I’ll side with George here. Your inner ear does a very poor job of determining “up”. Especially when being tossed about without a physical feet-on-firmament reference point.

Example. In pilot training one of the first thing you are shown is that without visual cues you will not be able to determine your orientation. Even worse, trusting your senses and inner ear will point you incorrectly and result in lawn darting into the ground. It takes quite a bit of practice when flying without external vision that, even when every sense in your body is screaming at you that ‘up’ is not where you think it is and you are most likely upside down and about to crash, you have to trust the instruments. Your senses lie.

I had my BFR on Sunday. I was told to close my eyes, and the check pilot threw the plane around the sky. Then, ‘Open your eyes and recover’. Easy-peasy… but I didn’t have vertigo. I remember a trip where dad was giving me informal IFR training on a trip from Southern California to Southern Oregon in actual IFR conditions. (I was flying left seat.) I knew I was in a left bank, but the artificial horizon said otherwise. It was hard making my body to do what the instrument said, and I was glad when I could start seeing some stars above.

I thank you for the information. However, the fact that Martin didn’t start it, and that it is perhaps even in common use, doesn’t make it any less stupid.

So I can call you a “dirty, rotten scoundrel” only if I literally am referring to microbial decomposition of your necrotic flesh?

The way Timothy Olyphant pronounces “Realtor” in Justified: Re-la-tor.

And he says it so many times per episode, it irks me no end.

Real-a-tor, jewel-ery, mason-ary… In my data, it bugs me when whoever entered the record puts ‘cemetary’, ‘masonary’, ‘Westminister’, apostrophy-esses for plurals "e.g., SUPPLY’S, MATERIAL’S)… Actually, there are a lot of things that bug me in the data. I want to send them a dictionary and/or suggest their employees attend a semester of remedial English.

This was going to be mine. It seems you see it more in Sci Fi (I can hear Bones McCoy doings it as I write, just can’t remember what the word/name was) because of the ‘alien’ names, but it is not, as you note, unique to Sci Fi…

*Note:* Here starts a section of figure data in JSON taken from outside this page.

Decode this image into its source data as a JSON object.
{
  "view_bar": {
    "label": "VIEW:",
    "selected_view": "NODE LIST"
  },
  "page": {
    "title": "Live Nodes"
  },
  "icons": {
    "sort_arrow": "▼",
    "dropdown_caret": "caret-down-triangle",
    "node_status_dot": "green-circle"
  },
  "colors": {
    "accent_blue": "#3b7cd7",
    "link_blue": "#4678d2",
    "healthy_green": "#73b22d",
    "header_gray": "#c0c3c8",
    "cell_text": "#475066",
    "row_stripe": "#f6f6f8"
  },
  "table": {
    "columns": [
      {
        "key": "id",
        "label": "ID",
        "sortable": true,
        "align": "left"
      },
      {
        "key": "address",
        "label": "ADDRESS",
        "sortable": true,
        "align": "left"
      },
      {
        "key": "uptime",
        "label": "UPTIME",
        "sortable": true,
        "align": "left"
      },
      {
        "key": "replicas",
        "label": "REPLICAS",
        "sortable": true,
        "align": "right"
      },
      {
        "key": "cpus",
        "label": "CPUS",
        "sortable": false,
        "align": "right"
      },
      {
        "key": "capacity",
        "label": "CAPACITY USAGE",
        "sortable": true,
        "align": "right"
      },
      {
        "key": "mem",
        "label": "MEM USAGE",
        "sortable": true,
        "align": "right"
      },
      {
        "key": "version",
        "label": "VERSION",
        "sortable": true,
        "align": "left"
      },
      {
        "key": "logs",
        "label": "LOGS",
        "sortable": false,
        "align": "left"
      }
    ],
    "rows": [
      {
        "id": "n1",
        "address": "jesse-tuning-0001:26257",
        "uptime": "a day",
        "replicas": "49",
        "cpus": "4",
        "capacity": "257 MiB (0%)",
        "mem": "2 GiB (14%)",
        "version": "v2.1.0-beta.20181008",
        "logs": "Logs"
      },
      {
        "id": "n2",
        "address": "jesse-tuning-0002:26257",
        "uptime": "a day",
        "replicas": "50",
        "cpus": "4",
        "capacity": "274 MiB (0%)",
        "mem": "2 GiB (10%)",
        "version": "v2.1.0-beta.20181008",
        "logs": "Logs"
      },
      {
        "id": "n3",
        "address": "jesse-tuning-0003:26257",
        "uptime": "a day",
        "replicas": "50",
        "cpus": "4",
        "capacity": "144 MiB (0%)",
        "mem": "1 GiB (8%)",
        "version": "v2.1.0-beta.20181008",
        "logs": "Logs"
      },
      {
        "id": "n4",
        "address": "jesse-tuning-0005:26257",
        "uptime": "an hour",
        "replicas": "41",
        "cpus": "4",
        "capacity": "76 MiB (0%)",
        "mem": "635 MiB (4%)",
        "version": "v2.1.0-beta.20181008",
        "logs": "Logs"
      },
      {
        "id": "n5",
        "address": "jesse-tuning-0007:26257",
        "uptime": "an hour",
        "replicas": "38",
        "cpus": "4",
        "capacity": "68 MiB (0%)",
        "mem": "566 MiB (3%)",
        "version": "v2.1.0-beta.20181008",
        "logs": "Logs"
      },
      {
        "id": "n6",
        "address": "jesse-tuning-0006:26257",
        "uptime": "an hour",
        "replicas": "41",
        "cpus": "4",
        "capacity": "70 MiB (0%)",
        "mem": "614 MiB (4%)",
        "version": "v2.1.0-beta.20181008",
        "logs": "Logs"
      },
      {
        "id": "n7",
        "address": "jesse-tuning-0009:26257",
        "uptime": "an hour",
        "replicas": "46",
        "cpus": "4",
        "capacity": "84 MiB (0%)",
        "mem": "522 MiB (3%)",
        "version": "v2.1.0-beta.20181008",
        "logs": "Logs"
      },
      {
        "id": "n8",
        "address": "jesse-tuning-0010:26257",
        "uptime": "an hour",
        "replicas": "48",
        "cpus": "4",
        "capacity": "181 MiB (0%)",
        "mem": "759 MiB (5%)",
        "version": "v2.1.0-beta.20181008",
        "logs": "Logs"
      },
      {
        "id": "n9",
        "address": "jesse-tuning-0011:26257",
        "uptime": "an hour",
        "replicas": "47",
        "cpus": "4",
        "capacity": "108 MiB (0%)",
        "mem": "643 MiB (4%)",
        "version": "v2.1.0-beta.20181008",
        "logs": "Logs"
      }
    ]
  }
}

That would be morally rotten, or behaviorally so, but you have a point. I’d say that that works because it’s metaphorical- but then, this might be too. Of course, any metaphorical use of the term is mostly going to be centered around something that has nonliteral aspects, but if it’s an established meteorological term, it’s a moot point. And further, within the book’s world, that might actually make sense; though that’s hard to say without knowing the weather patterns of the place these people evolved- damn, this series just brings out the nerd in you, doesn’t it?

Journey To Bable:

Amanda: Well, he, uh, he did have a pet Sehlat (say-LOT) he was very fond of.

McCoy: Sehlat? (SELL-ut)

I mean, she just said it right in front of you!

Apples and oranges. I’m talking about immersion in water, not being airborne.